Get AI Briefings, Transcripts & Alerts on Local & National Government Meetings — Forever.

Dr. Stella Sung on composing, technology and UCF Create's precollege plans

Orange County Office of Arts and Cultural Affairs · May 4, 2026
AI-Generated Content: All content on this page was generated by AI to highlight key points from the meeting. For complete details and context, we recommend watching the full video. so we can fix them.

Summary

On Artfully Orange, UCF Create director Dr. Stella Sung discussed her trajectory from piano student to composer, her long-term use of digital projection and new experiments with AR/VR and AI, and plans to grow UCF Create's precollege summer intensives into a larger outreach division.

Vicky Landon, administrator for Orange County’s Office of Arts and Cultural Affairs, introduced Dr. Stella Sung on Artfully Orange and asked the composer about her early musical influences, work at UCF Create and experiments with digital technology in performance.

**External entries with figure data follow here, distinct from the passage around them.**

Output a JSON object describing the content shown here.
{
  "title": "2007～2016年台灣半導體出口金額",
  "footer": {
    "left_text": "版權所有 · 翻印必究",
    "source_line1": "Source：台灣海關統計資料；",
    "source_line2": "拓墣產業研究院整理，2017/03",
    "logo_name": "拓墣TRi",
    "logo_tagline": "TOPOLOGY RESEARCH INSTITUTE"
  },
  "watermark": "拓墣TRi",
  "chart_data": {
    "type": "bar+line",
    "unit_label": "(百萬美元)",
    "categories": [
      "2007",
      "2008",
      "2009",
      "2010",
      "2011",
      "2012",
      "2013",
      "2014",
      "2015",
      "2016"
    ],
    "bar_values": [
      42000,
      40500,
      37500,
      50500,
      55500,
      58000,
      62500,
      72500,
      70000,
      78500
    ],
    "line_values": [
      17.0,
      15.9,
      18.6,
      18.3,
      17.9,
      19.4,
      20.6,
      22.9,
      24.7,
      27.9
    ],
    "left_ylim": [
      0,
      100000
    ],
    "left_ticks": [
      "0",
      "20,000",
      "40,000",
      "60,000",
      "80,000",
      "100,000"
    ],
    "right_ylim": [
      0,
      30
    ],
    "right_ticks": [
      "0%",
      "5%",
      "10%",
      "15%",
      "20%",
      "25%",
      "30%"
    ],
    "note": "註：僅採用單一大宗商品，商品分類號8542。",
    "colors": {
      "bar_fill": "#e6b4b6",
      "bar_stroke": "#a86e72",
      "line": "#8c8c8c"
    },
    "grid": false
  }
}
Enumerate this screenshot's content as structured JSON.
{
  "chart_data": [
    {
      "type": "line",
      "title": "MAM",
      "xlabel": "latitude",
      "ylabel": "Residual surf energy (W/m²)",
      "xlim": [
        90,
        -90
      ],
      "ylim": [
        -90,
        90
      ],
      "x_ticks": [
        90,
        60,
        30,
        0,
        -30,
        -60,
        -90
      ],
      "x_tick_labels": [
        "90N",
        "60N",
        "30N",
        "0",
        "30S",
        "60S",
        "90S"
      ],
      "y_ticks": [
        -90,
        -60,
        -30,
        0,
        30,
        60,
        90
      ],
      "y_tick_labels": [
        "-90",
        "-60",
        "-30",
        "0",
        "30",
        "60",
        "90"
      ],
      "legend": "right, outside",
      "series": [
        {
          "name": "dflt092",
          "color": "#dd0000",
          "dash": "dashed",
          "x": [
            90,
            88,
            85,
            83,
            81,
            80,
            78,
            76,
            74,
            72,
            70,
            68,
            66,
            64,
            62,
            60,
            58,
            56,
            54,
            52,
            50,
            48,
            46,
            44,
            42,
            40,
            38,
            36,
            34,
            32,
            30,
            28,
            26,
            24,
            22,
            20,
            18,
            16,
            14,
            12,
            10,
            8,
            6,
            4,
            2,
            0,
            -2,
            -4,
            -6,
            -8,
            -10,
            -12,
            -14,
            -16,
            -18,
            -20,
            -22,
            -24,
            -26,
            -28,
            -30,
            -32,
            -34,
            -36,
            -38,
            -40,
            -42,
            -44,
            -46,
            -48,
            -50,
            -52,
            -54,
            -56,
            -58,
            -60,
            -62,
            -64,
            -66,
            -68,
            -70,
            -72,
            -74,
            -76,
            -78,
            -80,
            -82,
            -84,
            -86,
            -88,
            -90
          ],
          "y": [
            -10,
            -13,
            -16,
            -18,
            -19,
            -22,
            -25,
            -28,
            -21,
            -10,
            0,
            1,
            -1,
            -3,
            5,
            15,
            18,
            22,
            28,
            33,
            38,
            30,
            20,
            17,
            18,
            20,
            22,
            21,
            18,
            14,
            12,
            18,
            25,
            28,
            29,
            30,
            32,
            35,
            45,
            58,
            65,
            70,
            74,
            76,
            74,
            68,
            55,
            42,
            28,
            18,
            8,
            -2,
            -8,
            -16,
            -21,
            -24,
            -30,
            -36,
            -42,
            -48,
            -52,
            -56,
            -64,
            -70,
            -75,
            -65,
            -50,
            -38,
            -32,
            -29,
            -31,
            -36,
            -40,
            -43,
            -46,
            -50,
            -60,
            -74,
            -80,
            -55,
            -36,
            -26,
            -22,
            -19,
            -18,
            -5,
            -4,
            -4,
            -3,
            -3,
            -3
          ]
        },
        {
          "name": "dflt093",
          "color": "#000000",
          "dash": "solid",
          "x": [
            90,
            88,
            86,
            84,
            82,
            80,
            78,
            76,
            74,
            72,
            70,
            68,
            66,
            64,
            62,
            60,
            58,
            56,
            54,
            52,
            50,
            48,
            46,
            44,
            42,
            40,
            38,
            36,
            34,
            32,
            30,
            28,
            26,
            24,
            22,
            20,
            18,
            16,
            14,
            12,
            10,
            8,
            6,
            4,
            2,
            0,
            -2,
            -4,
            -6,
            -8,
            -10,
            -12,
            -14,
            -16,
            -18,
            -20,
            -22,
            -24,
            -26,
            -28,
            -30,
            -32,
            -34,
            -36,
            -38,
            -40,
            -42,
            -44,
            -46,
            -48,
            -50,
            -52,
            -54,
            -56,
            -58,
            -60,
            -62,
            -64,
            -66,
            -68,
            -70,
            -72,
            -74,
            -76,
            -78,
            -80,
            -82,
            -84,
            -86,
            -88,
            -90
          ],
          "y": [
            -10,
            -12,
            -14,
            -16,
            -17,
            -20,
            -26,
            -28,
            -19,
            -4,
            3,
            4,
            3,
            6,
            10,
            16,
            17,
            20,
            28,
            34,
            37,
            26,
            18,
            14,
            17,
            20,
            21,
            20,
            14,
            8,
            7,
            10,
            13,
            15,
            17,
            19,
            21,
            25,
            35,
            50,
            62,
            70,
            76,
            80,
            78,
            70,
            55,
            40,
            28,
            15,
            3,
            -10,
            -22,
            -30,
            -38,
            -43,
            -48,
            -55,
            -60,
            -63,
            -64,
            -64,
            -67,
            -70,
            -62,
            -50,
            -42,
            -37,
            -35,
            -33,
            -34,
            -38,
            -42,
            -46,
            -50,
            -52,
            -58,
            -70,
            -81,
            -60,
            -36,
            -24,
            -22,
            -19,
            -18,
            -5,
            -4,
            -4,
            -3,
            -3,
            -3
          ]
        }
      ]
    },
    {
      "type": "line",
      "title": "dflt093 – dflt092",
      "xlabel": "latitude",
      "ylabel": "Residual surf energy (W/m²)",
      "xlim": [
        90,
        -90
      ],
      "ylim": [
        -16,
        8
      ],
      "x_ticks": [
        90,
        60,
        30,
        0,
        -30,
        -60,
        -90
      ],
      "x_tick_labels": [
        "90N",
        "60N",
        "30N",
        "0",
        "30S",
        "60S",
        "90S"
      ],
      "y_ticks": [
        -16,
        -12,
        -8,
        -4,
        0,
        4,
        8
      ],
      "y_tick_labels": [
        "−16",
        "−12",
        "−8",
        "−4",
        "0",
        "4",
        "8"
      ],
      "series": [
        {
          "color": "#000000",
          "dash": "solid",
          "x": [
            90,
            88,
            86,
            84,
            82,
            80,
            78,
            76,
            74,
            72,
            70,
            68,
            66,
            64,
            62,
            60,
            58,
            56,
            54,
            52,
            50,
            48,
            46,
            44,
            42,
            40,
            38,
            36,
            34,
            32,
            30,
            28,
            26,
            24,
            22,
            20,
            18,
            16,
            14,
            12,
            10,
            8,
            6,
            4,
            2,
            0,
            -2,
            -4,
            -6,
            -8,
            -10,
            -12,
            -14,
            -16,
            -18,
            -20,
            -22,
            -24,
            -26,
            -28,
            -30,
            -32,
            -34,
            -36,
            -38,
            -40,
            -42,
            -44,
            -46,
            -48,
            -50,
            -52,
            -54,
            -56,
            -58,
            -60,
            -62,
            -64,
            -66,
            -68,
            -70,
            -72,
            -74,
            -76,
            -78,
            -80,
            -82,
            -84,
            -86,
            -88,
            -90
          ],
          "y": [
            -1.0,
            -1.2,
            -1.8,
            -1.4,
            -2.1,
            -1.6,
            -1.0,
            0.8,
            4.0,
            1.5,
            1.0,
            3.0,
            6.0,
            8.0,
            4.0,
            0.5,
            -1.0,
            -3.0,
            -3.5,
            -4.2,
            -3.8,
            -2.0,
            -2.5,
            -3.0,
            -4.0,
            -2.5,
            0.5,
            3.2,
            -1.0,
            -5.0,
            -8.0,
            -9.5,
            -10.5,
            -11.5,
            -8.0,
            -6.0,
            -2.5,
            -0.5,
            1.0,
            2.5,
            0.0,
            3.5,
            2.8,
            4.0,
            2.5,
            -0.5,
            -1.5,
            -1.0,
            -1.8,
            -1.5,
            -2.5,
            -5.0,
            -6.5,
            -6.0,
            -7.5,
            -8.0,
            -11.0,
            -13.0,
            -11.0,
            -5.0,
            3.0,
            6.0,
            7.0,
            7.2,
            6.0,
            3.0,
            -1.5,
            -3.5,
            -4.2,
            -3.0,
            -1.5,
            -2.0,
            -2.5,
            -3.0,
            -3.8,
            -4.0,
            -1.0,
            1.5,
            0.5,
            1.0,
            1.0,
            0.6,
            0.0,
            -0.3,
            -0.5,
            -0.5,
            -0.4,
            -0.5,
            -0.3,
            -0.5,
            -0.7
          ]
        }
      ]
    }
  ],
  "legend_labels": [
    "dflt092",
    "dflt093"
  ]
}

Dr. Stella Sung, composer and director of UCF Create, said she began piano lessons at about age 8 and attended what was then the National Music Camp (now Interlochen Arts Summer Camp) at age 12, an experience she described as decisive: “I knew at that time that doing music was what I wanted to do.” She recounted earning a bachelor’s degree in piano performance at the University of Michigan, a master’s in composition at the University of Florida in Gainesville, and doctoral piano work at the University of Texas at Austin.

Asked about technology's role in contemporary composition, Sung traced a through line from early use of slide projectors to large-scale digital projections, AR and VR. She cited a 2003 commission with the Orlando Philharmonic that incorporated Hubble imagery into a piece called Constellations and said audiences now often expect more experiential presentations. “I have experimented with, both, AR, augmented reality, as well as VR,” Sung said, adding that she is developing a project she calls “composer versus AI” to test what artificial intelligence can and cannot do in the arts. “My feeling is that, as a composer, I hope that it never get replaced by AI,” she said, while acknowledging that “the machine has a place in our lives.”

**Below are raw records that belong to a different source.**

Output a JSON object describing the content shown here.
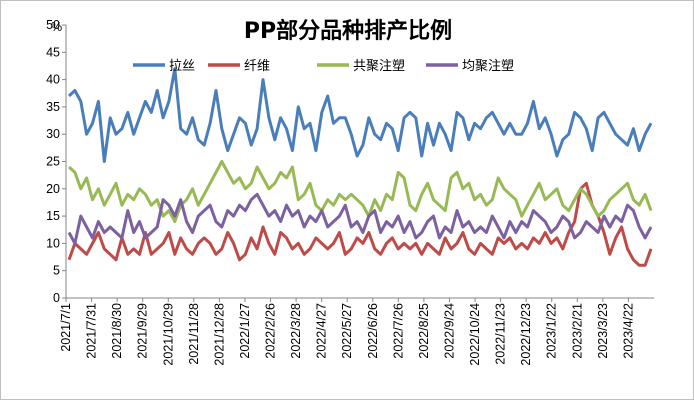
{
  "chart_data": {
    "type": "line",
    "title": "PP部分品种排产比例",
    "ylabel_unit": "%",
    "ylim": [
      0,
      50
    ],
    "yticks": [
      0,
      5,
      10,
      15,
      20,
      25,
      30,
      35,
      40,
      45,
      50
    ],
    "x_tick_labels": [
      "2021/7/1",
      "2021/7/31",
      "2021/8/30",
      "2021/9/29",
      "2021/10/29",
      "2021/11/28",
      "2021/12/28",
      "2022/1/27",
      "2022/2/26",
      "2022/3/28",
      "2022/4/27",
      "2022/5/27",
      "2022/6/26",
      "2022/7/26",
      "2022/8/25",
      "2022/9/24",
      "2022/10/24",
      "2022/11/23",
      "2022/12/23",
      "2023/1/22",
      "2023/2/21",
      "2023/3/23",
      "2023/4/22"
    ],
    "legend_position": "top",
    "grid": false,
    "series": [
      {
        "name": "拉丝",
        "color": "#4a7ebb",
        "values": [
          37,
          38,
          36,
          30,
          32,
          36,
          25,
          33,
          30,
          31,
          34,
          30,
          33,
          36,
          34,
          38,
          33,
          36,
          42,
          31,
          30,
          33,
          29,
          28,
          32,
          38,
          31,
          27,
          30,
          33,
          32,
          28,
          31,
          40,
          33,
          29,
          33,
          31,
          27,
          35,
          31,
          32,
          27,
          34,
          37,
          32,
          33,
          33,
          30,
          26,
          28,
          33,
          30,
          29,
          32,
          31,
          27,
          33,
          34,
          33,
          26,
          32,
          28,
          32,
          30,
          27,
          34,
          33,
          29,
          32,
          31,
          33,
          34,
          32,
          30,
          32,
          30,
          30,
          32,
          36,
          31,
          33,
          30,
          26,
          29,
          30,
          34,
          33,
          31,
          27,
          33,
          34,
          32,
          30,
          29,
          28,
          31,
          27,
          30,
          32
        ]
      },
      {
        "name": "纤维",
        "color": "#be4b48",
        "values": [
          7,
          10,
          9,
          8,
          10,
          12,
          9,
          8,
          7,
          11,
          8,
          9,
          8,
          12,
          8,
          9,
          10,
          12,
          8,
          11,
          9,
          8,
          10,
          11,
          10,
          8,
          9,
          12,
          10,
          7,
          8,
          11,
          9,
          13,
          10,
          8,
          12,
          11,
          9,
          10,
          8,
          9,
          11,
          10,
          9,
          10,
          12,
          8,
          9,
          11,
          10,
          12,
          9,
          8,
          10,
          11,
          9,
          10,
          9,
          10,
          8,
          10,
          9,
          8,
          11,
          9,
          10,
          12,
          9,
          8,
          10,
          9,
          8,
          11,
          10,
          11,
          9,
          10,
          9,
          11,
          10,
          12,
          10,
          11,
          9,
          12,
          14,
          20,
          21,
          17,
          15,
          12,
          8,
          11,
          13,
          9,
          7,
          6,
          6,
          9
        ]
      },
      {
        "name": "共聚注塑",
        "color": "#98b954",
        "values": [
          24,
          23,
          20,
          22,
          18,
          20,
          17,
          19,
          21,
          17,
          19,
          18,
          20,
          19,
          17,
          18,
          15,
          16,
          14,
          17,
          18,
          20,
          17,
          19,
          21,
          23,
          25,
          23,
          21,
          22,
          20,
          21,
          24,
          22,
          20,
          21,
          23,
          22,
          24,
          18,
          19,
          21,
          17,
          16,
          18,
          17,
          19,
          18,
          19,
          18,
          17,
          15,
          18,
          16,
          19,
          18,
          23,
          22,
          17,
          16,
          19,
          21,
          18,
          17,
          16,
          22,
          23,
          20,
          21,
          18,
          19,
          17,
          18,
          22,
          20,
          19,
          18,
          15,
          17,
          19,
          21,
          18,
          19,
          20,
          17,
          16,
          18,
          20,
          19,
          17,
          15,
          16,
          18,
          19,
          20,
          21,
          18,
          17,
          19,
          16
        ]
      },
      {
        "name": "均聚注塑",
        "color": "#7d60a0",
        "values": [
          12,
          10,
          15,
          13,
          11,
          14,
          12,
          13,
          12,
          11,
          16,
          12,
          14,
          11,
          12,
          13,
          18,
          17,
          15,
          18,
          14,
          12,
          15,
          16,
          17,
          14,
          13,
          16,
          15,
          17,
          16,
          18,
          19,
          17,
          15,
          16,
          14,
          17,
          15,
          16,
          13,
          15,
          14,
          16,
          13,
          14,
          15,
          17,
          13,
          14,
          12,
          15,
          16,
          12,
          14,
          13,
          15,
          12,
          14,
          11,
          12,
          14,
          15,
          11,
          13,
          12,
          16,
          13,
          14,
          12,
          13,
          12,
          15,
          13,
          11,
          14,
          12,
          14,
          13,
          16,
          15,
          14,
          12,
          13,
          15,
          14,
          11,
          12,
          14,
          13,
          12,
          15,
          13,
          15,
          14,
          17,
          16,
          13,
          11,
          13
        ]
      }
    ]
  }
}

Sung described UCF Create as part of the University of Central Florida’s College of Arts and Humanities and emphasized the program’s community partnerships with organizations such as TechSassy Girls and the Boys & Girls Club. She said Create now focuses more on high school students through concentrated two‑week summer precollege animation intensives held in June and July that teach 2D and 3D animation alongside drawing and faculty mentoring.

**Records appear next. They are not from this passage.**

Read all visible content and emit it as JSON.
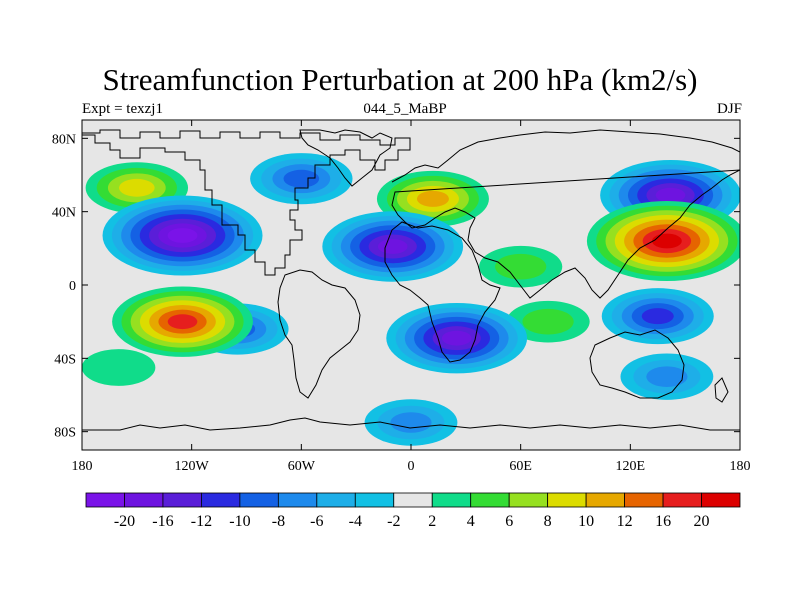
{
  "figure": {
    "title": "Streamfunction Perturbation at 200 hPa (km2/s)",
    "left_string": "Expt = texzj1",
    "center_string": "044_5_MaBP",
    "right_string": "DJF"
  },
  "map": {
    "variable": "streamfunction perturbation",
    "level": "200 hPa",
    "units": "km2/s",
    "lon_labels": [
      "180",
      "120W",
      "60W",
      "0",
      "60E",
      "120E",
      "180"
    ],
    "lat_labels": [
      "80N",
      "40N",
      "0",
      "40S",
      "80S"
    ],
    "anomaly_centers": [
      {
        "lon": -125,
        "lat": 27,
        "value": -20
      },
      {
        "lon": -125,
        "lat": -20,
        "value": 16
      },
      {
        "lon": -150,
        "lat": 53,
        "value": 8
      },
      {
        "lon": 140,
        "lat": 24,
        "value": 20
      },
      {
        "lon": 142,
        "lat": 49,
        "value": -16
      },
      {
        "lon": 135,
        "lat": -17,
        "value": -10
      },
      {
        "lon": 25,
        "lat": -29,
        "value": -16
      },
      {
        "lon": -10,
        "lat": 21,
        "value": -16
      },
      {
        "lon": 12,
        "lat": 47,
        "value": 10
      },
      {
        "lon": 60,
        "lat": 10,
        "value": 4
      },
      {
        "lon": -95,
        "lat": -24,
        "value": -8
      },
      {
        "lon": 0,
        "lat": -75,
        "value": -6
      },
      {
        "lon": 140,
        "lat": -50,
        "value": -6
      },
      {
        "lon": -60,
        "lat": 58,
        "value": -8
      },
      {
        "lon": -160,
        "lat": -45,
        "value": 2
      },
      {
        "lon": 75,
        "lat": -20,
        "value": 4
      }
    ]
  },
  "colorbar": {
    "labels": [
      "-20",
      "-16",
      "-12",
      "-10",
      "-8",
      "-6",
      "-4",
      "-2",
      "2",
      "4",
      "6",
      "8",
      "10",
      "12",
      "16",
      "20"
    ],
    "colors": [
      "#7a13e8",
      "#6e14e0",
      "#5a1ed8",
      "#2a2ae0",
      "#1461e4",
      "#1e8aec",
      "#1eaee8",
      "#12c0e4",
      "#e6e6e6",
      "#10dc8a",
      "#34dc34",
      "#96e020",
      "#dcdc00",
      "#e6a800",
      "#e66400",
      "#e61e1e",
      "#dc0000"
    ]
  }
}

Looking ahead, Sung said she would like to grow Create into a formal precollege division—analogous to the Juilliard School’s precollege program—to help students prepare for college-level arts study. On recent creative collaborations, she said she was commissioned to compose Secret River (she corrected herself during the interview, saying she was “commissioned in 2023, for 2022, sorry”) with a libretto by Pulitzer Prize–winning librettist Mark Campbell; the work premiered with the Orlando Philharmonic and was staged recently on-site at Mead Garden as part of Opera Orlando’s tenth anniversary. Sung described Secret River as family-focused and suitable for introducing children to opera.

On listening to film scores, Sung said composers often hear orchestration and how music supports character and action, but the most effective scores are those that serve the drama without calling attention to themselves.

The program closed with Landon thanking Sung for the conversation and Sung thanking Landon and Orange County for supporting arts programming.